Her eyes swept over the room, lit by the glow of the hanging flame. It was only slightly different to the first cell she’d been held in. The sprinklers were set in a different configuration. The water tube was set slightly differently. The food tube was tied back, out of her reach and empty besides.
She sent the flame in a small circuit of the room, using the view of her prison to fuel her anger. The small room was as bare as the first prison she’d been kept in. The same black glass wall reflected the light of the fire back at her, and as she ran her eyes over it, the same tiny red light as the video camera behind it winked into life.
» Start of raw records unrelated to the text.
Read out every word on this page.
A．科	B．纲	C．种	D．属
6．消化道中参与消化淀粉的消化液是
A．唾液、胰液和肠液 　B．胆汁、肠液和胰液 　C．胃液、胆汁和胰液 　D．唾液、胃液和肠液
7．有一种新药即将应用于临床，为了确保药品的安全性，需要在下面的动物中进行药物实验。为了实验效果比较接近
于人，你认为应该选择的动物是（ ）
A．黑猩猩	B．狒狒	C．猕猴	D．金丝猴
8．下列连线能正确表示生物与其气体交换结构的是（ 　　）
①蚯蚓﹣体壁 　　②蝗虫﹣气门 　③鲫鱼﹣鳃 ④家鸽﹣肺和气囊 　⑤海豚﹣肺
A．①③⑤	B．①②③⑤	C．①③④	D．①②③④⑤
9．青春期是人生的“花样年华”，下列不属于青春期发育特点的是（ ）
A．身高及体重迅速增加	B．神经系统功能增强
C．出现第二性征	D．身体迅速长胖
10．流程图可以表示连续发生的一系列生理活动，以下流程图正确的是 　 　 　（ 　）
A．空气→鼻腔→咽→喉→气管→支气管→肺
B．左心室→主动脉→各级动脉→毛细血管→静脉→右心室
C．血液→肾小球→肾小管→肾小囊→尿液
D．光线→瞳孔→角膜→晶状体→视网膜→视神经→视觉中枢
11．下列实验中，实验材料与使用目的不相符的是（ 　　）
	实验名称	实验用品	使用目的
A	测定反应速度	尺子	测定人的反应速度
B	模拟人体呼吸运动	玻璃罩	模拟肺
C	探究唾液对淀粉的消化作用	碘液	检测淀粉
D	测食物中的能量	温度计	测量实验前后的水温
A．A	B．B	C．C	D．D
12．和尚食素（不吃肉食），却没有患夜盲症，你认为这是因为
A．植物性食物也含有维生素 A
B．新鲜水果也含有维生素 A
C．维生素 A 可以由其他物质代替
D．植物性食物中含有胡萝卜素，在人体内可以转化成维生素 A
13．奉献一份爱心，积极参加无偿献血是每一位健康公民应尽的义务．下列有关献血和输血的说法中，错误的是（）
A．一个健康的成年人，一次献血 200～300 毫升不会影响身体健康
The tiny red light stoked her rage, goading her like a bull under the stick. They had thrown her into the darkness, chaining her like some kind of animal, and someone on the other side of the glass had watched her—yawning though her screams and panic until she did something worthy of hitting the button to record it.
“Bastards!” She fed her fury to the flame and forced it against the smoked glass. The laughter bubbled out of her as she pictured the technician panicking as the camera recorded nothing but flame.
Her laughter became a shriek as the sprinklers spurted into life around her, icy water hosing over her in an effort to break her hold on the power. The flame guttered and shrank down to a pinprick.
“I don’t think so, you fuckers,” she snarled, spitting water and shaking droplets from her face. Where before she had been consumed with fury, now a cold determination filled her and she stared at the tiny ball of fire, eyes narrowing as she bore down. The flame did not increase in size, instead the colour shifted from the comforting yellow-orange of an open fire, through a pale blue, to a blazing white.
The smoked glass had never been designed to withstand anything like this, and it distorted and sagged as glowing orange rivulets ran down the panel. Panicked shouts reached her as the flame burned through and the hole grew.